Acoording to Wikipedia : The Fisher–Yates shuffle is an algorithm for generating a random mix of a finite sequence—basically, the algorithm shuffles the sequence. The algorithm effectively puts all the elements into a hat; it continually determines the next element by randomly drawing an element from the hat until no elements remain. The algorithm produces an unbiased permutation: every permutation is equally likely. The modern version of the algorithm is efficient: it takes time proportional to the number of items being shuffled and shuffles them in place.

## Algorithm steps

• According to this algorithm we should loop the array from back to front. For instance, in the following example, we have an array consisting of 8 elements(A,B,C,D,E,F,G,H) from index 0 to index 7. So the first loop pass will affect the element at the last index 7 that is H.

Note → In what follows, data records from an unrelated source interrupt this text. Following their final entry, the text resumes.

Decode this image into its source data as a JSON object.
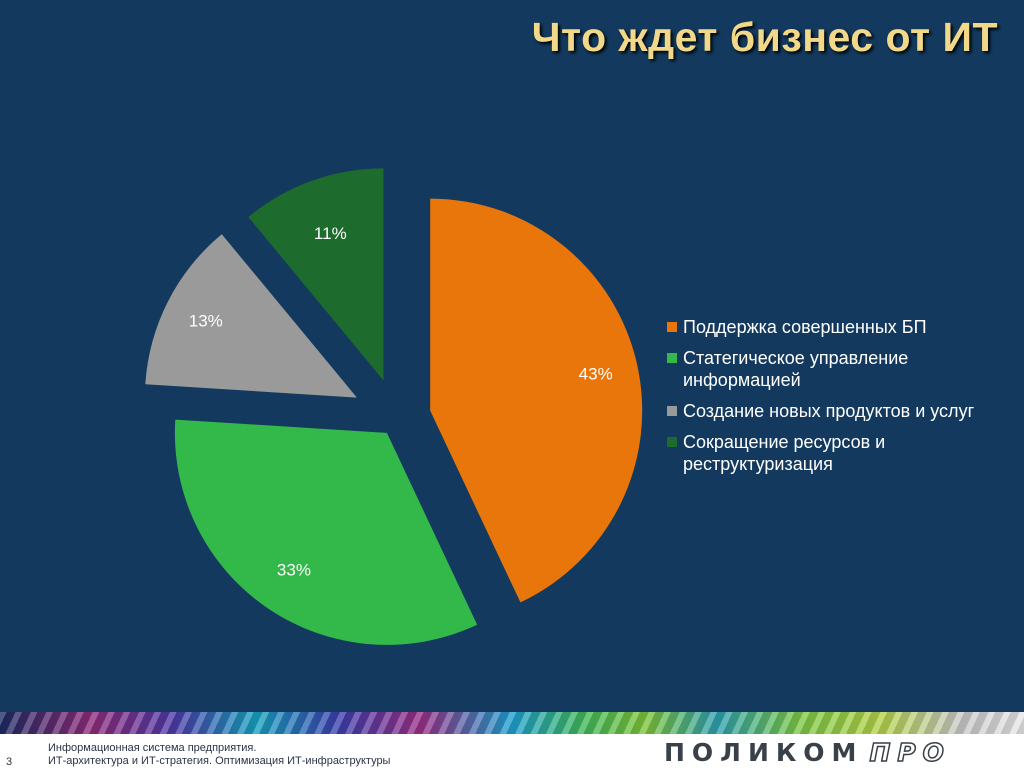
{
  "slide": {
    "title": "Что ждет бизнес от ИТ",
    "background_color": "#133a5e",
    "title_color": "#f2d98a"
  },
  "chart_data": {
    "type": "pie",
    "exploded": true,
    "labels": [
      "Поддержка совершенных БП",
      "Статегическое управление информацией",
      "Создание новых продуктов и услуг",
      "Сокращение ресурсов и реструктуризация"
    ],
    "values": [
      43,
      33,
      13,
      11
    ],
    "data_labels": [
      "43%",
      "33%",
      "13%",
      "11%"
    ],
    "colors": [
      "#e8760a",
      "#33b84a",
      "#9a9a9a",
      "#1e6b2e"
    ],
    "legend_position": "right",
    "label_color": "#ffffff"
  },
  "footer": {
    "page_number": "3",
    "line1": "Информационная система предприятия.",
    "line2": "ИТ-архитектура и ИТ-стратегия. Оптимизация ИТ-инфраструктуры",
    "logo_main": "ПОЛИКОМ",
    "logo_sub": "ПРО"
  }
}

• Next step is to generate a random number (random index) between the selected index 7 and index 0. For suppose let the random index be 3.
• After getting the random index swap the elements that are in the selected index and at random index.The element at the random index in the provided array is D. So after swapping, the array will be changed to A,B,C,H,E,G,F,D.
• In the second loop pass just ignore the last index (since it is already looped) and try to find the random index between index 0 and index 6 that is between the elements A and F. *Let the generated random index be 2.
• After getting the random index let's swap the elements at indexes at 6 and 2. Now the array will look as A,B,F,H,E,G,C,D.
• This algorithm follows the same pattern that is it ignores index 6 and starts finding random index between index 5 and index 0 and so on until it reached the index 1. It can't take index 0 to loop because there are no indexes less than 0 for swapping purpose.
• Note that there is a possibility that generated random index be selected loop index. For instance, let the loop is running between selected index 4 and index 0. let the random index generated be 4. Then the value at the index 4 will remain at the same position.